If you’re a business owner or simply an individual going through a financially difficult time, one of the many options at your disposal will include bankruptcy. However, because there are a variety of bankruptcies, you may understandably be confused about the process. Two of the most popular include chapter 7 and chapter 13 bankruptcy. However, to truly make the best decision for yourself and or your business, it is important to understand the differences between those two. Thus, the following includes further information on the various differences between chapter 7 and 13 bankruptcy.

What Is Chapter 7?

Chapter 7 bankruptcy is often used by both individuals and businesses alike. Those in heavy debt will often use this version because it allows personal assets to be sold to pay off creditors. This selling of assets is also known as going through liquidation. One of the biggest benefits that chapter 7 offers to individuals or companies is that it allows them to start fresh without any debts to their name. Although the process takes between three to four months to complete, it is often the most feasible route if huge financial obligations need to be taken care of.

What Is Chapter 13?

Chapter 13, also known as reorganization, can only be filed by individuals. In this type of bankruptcy, individuals can work with their creditors to form a payment plan, with many of those plans lasting between three to five years. One of the biggest benefits of this is that it helps a bankruptcy attorney protect an individuals’ most personal assets. For example, if you have a car or home that is considered a family heirloom, you may be able to protect it in exchange for agreeing to a payment plan.

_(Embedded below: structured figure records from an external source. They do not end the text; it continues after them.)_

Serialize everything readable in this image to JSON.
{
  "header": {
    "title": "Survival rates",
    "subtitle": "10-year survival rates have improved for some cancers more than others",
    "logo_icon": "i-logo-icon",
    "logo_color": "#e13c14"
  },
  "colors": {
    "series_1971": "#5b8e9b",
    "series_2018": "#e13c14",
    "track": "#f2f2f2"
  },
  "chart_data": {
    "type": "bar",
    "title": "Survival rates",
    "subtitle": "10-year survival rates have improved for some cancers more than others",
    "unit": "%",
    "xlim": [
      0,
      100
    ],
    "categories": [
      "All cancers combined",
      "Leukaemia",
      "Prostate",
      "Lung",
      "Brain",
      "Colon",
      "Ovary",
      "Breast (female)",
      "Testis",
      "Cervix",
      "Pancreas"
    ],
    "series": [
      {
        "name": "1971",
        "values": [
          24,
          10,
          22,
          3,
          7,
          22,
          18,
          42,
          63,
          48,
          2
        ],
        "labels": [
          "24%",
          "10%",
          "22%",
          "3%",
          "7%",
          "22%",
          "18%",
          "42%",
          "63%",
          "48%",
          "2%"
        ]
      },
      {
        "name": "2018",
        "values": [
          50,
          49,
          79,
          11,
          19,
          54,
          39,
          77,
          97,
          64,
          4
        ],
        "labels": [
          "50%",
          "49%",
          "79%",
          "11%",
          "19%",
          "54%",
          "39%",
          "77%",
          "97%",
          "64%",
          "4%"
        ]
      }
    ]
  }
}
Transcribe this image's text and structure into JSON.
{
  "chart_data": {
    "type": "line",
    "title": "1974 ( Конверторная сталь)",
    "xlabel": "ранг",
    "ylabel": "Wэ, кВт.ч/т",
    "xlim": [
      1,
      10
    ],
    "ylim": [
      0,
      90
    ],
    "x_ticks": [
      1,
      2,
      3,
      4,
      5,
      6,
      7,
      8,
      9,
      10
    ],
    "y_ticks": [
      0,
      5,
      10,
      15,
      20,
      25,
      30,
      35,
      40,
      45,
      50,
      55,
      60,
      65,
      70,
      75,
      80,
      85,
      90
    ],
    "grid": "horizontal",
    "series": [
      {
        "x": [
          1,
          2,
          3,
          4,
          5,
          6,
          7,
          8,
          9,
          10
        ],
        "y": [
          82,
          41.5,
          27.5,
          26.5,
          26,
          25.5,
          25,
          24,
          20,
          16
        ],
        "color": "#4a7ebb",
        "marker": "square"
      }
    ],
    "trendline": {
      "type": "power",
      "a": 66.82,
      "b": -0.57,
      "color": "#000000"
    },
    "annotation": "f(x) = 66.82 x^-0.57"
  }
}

Difference Between Chapters 7 & 13

One of the biggest differences between chapters 7 and 13 includes the property of the individual or company and the protection they receive. If you’re a business owner, losing a few assets may not be a huge deal, as there is no emotional connection to them, nor will they bring your business to a screeching halt. It is ultimately up to the individual as to which option will be better for their specific situation.

No matter your position, understanding the types of bankruptcies available to you is incredibly important. However, before making a final decision, it is highly recommended to work with an attorney experienced in bankruptcy in order to receive the best possible outcome.